Vivre dans un pays « non Musulman » a-t-il un impact sur votre manière d’aborder le Ramadan ?
Ines est formelle : « Pour moi ça ne change rien de pratiquer le Ramadan ici ou ailleurs ». Sonia partage cet avis : « On vit toute l’année dans un cadre « non muslim », donc je ne vois pas en quoi ça me gênerait ?». Pour Nora, c’est une question d’état d’esprit : « Le cadre n'influence pas ma détermination à bien accomplir mon jeûne. ». Salima répond sans hésiter : « Du moment que je suis entourée de ma famille, peu importe le lieu ! »
Votre moment « préféré » de la journée ?
Pour Ines, c’est l’histoire de quelques secondes : « Quand je bois un verre de lait bien frais accompagné d’une bonne datte tendre et sucrée ». Pour Nora : « Quand je cuisine avant la rupture du jeûne, je suis curieuse de savoir quel goût aura mon plat. ». Sonia quant à elle apprécie le rendez-vous à la mosquée : « Pour moi, le meilleur moment reste la prière de Tarawih, tous les soirs ». Salima évoque le mois dans son ensemble : « Je n’ai pas d’instant préféré dans la journée, mais je reconnais que j’aime les derniers jours du Ramadan, à l’approche de l’Aïd. ».
Côté cuisine, jouez-vous la « Master Chef » ou c'est la maman qui s’y colle ?
« Pas le temps », « je ne suis pas douée », « 100 % délicieux », « ma mère est une pro »… Elles sont unanimes ! Les mamans sont les cuisinières officielles du Ramadan de nos Gazelles. Exception faite pour Salima, qui n’a pas le choix. Sa famille ne demande qu’après les bons petits plats de cette maman. Nos Gazelles précisent tout de même qu’elles mettent la main à la pâte dès qu’elles ont le temps, le week-end surtout.
Au-delà du jeûne, qu’est-ce que le Ramadan représente pour vous sur un plan spirituel ?

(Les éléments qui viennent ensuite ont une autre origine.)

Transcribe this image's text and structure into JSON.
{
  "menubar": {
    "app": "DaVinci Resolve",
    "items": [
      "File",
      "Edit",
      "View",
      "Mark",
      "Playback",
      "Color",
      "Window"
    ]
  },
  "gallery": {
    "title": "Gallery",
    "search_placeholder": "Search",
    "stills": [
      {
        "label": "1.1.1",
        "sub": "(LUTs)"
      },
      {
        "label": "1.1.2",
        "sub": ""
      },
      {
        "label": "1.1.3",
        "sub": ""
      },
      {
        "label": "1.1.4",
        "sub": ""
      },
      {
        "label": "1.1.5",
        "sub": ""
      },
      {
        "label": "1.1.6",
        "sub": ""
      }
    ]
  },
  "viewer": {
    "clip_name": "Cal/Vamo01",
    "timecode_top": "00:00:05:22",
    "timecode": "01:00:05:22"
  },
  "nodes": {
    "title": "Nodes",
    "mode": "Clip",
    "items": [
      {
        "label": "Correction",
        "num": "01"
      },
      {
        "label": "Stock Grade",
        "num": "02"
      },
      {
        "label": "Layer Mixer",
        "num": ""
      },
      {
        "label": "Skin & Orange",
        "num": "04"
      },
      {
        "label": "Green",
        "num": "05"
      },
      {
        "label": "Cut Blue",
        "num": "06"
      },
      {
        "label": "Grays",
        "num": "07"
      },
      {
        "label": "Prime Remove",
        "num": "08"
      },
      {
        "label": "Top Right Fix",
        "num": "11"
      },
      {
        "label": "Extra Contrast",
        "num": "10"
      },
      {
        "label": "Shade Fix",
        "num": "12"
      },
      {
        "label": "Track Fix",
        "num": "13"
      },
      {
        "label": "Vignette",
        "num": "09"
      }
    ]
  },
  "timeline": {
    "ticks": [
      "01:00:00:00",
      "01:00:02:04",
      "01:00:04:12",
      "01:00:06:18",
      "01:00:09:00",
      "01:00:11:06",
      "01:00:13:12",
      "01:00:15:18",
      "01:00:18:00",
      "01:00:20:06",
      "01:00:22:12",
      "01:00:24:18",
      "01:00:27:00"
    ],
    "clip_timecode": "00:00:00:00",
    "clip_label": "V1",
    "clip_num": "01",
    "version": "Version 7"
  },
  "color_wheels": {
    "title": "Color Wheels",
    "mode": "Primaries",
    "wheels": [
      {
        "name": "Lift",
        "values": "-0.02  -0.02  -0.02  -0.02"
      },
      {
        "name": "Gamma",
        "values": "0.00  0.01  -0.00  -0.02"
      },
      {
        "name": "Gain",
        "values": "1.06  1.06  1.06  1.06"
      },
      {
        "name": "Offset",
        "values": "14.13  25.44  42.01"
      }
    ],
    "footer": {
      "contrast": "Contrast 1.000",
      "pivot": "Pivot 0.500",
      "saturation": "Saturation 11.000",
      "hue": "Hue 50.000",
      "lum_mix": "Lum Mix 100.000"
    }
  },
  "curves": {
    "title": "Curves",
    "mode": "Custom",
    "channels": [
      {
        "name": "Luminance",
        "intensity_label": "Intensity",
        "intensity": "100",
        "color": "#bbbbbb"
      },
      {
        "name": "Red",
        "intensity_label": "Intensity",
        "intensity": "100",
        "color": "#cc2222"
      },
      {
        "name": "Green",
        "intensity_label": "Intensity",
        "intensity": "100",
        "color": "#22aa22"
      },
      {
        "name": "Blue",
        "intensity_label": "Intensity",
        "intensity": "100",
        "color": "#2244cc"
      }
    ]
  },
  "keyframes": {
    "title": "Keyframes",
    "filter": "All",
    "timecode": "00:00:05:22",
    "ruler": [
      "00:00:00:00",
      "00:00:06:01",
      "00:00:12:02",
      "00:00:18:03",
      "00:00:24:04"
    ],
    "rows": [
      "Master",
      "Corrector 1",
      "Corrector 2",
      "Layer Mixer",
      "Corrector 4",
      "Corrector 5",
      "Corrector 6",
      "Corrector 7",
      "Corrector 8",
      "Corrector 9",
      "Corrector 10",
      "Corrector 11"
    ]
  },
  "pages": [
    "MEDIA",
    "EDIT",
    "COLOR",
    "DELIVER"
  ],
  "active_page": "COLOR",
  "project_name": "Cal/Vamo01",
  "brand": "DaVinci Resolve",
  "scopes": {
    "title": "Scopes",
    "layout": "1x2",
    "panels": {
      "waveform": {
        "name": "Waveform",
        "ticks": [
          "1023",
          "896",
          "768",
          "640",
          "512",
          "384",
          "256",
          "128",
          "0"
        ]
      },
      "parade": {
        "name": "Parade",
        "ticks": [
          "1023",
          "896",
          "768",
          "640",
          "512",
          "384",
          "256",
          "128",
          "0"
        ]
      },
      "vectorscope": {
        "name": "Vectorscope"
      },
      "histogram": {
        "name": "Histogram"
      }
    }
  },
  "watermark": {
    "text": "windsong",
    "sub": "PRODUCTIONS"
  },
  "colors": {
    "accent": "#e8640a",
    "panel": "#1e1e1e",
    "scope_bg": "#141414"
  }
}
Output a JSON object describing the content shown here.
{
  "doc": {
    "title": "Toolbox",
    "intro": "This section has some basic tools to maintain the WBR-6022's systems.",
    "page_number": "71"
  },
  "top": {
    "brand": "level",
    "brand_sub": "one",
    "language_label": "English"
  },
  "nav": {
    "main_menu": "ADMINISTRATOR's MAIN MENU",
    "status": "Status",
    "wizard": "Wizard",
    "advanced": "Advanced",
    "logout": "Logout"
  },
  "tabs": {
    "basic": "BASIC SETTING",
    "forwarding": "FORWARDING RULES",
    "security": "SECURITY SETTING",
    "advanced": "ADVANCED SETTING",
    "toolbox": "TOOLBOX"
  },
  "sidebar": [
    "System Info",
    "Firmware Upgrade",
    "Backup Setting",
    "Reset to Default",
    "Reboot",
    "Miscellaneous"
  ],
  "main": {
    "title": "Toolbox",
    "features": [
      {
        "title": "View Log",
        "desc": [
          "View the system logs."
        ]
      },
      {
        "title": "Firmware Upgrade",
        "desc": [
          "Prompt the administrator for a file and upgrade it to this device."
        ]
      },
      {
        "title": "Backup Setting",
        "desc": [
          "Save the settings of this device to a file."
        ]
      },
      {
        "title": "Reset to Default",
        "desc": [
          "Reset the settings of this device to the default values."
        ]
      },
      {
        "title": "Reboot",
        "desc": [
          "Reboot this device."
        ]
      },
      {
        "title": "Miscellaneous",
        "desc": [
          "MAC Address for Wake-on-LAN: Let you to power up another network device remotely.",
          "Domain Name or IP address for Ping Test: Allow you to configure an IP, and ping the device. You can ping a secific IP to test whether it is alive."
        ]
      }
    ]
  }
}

Ines nous confie : « En un mot je dirai "piété". C’est un mois où je tente de prendre du recul sur moi-même, sur mes actes. Je me repentis et demande pardon pour mes péchés. C’est comme un nouveau départ ». Pour Sonia, le Ramadan est un moyen de se purifier : « J’ai l’impression de me ressourcer, en lisant le Coran, en assistant aux prières de Tarawih. C’est aussi un mois d’endurance, le jeûne est à mes yeux une sorte d’épreuve qui renforce ma foi ». Nora nous explique : « Les valeurs Islamiques sont souvent négligées toute l'année et certains se réveillent uniquement pendant le Ramadan ! Ce mois est une bonne piqûre de rappel pour tous les Musulmans. Le partage, la fraternité et le don de soi redeviennent une priorité pour nous tous ». Salima y voit un véritable recueillement spirituel : « C’est comme si le Ramadan me rapprochait d’Allah. Je me recentre sur moi-même et me remets beaucoup en question ».